Esophageal cancer developed in a radiated field: can we reduce the risk of a poor prognosis cancer?

Publicato: Maggio 23, 2017

Articoli Scientifici

Esophageal cancer developed in a radiated field: can we reduce the risk of a poor prognosis cancer?

Marina Schena 1, Angelo F. Battaglia 1, Fernando Munoz 2

Treatment options for patients with clinically localized cancer diagnosis include radiation therapy and chemotherapy. Each option is associated with side effects. Progress in cancer therapy has increased multimodality approach such as chemoradiotherapy, and patient’s life expectancy as well. However aggressive treatments and prolonged survival may cause growing concern about late effect of treatments. An important complication for patients submitted to combined approaches is the potential development of a second primary cancer (SPC). Theappearance of SPCs is considered a late radiation effect only if it fits certain predetermined criteria. Some of these criteria include the timing of SPCs development (>5 years after radiation), the origin from tissues within the irradiated fields and the different histopathological features compared to primary tumors (1,2).

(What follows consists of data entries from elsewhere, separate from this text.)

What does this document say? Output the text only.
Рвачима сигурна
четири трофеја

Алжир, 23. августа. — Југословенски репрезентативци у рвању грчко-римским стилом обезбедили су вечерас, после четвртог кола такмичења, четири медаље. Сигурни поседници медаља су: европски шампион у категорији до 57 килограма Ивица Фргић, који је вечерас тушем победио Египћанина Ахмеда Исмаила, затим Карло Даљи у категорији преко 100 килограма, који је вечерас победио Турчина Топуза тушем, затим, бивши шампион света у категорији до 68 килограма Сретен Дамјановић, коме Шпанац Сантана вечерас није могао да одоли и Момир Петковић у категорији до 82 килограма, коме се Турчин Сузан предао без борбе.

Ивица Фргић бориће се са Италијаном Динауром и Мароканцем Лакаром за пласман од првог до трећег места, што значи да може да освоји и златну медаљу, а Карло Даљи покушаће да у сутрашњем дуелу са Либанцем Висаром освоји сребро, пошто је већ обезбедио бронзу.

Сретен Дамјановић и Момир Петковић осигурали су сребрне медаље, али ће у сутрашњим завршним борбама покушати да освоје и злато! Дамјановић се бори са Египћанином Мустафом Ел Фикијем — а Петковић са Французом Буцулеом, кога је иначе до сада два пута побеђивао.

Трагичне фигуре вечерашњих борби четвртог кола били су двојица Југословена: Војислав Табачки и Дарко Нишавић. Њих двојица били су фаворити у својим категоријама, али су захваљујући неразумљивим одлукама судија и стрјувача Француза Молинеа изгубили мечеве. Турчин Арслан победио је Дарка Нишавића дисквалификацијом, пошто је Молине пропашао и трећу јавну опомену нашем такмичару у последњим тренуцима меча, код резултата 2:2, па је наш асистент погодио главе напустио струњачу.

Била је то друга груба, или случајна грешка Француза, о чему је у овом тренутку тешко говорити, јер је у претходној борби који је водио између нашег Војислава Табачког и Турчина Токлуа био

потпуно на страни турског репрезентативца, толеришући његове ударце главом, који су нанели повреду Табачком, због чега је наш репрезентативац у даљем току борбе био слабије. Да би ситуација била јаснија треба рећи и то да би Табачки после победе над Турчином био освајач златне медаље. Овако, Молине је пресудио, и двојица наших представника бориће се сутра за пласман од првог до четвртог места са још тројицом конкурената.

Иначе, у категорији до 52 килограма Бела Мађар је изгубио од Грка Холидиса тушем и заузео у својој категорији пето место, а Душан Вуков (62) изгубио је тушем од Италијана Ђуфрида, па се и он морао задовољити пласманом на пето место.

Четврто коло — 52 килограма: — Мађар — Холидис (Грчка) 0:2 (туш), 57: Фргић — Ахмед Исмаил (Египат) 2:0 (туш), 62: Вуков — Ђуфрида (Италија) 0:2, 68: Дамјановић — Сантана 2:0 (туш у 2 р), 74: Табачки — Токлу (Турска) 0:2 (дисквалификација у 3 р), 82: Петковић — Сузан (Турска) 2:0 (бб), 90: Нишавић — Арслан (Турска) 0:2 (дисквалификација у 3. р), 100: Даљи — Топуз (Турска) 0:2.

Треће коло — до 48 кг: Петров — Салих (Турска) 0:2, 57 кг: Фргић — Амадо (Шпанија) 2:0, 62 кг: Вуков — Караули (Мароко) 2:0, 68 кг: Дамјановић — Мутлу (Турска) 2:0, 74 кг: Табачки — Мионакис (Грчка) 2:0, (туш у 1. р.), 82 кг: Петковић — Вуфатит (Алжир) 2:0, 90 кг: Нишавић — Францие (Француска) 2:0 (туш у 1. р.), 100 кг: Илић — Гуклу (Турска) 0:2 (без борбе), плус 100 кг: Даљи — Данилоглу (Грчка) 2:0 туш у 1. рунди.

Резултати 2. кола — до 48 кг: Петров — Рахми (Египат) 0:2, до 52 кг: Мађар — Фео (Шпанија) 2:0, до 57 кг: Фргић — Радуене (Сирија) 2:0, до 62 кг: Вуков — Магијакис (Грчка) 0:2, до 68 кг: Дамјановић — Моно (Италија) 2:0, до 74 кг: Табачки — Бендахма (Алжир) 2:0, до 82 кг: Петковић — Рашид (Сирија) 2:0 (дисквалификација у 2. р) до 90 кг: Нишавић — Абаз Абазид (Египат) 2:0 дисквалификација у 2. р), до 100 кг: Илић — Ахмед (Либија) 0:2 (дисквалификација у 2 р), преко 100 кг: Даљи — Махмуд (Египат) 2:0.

The process of radio-carcinogenesis is not clearly understood, and accurate risk models do not exist; the best data for radiation-induced carcinogenic risk come from A-bomb survivor studies, although these are subject to big limitations (3). Carcinogenesis risk after radiotherapy seems to be highest for tissues receiving even low doses (≤6 Gy) (4). However, there seems to be a tissues-specific dose-response relationship for radiocarcinogenesis, whit radiation-induced sarcomas developing in tissues receiving higher doses (30 to 60 Gy) and carcinomas induced in tissues receiving much lower doses (5,6). Both the integral dose to normal tissue and its dose distribution therefore influence the risk.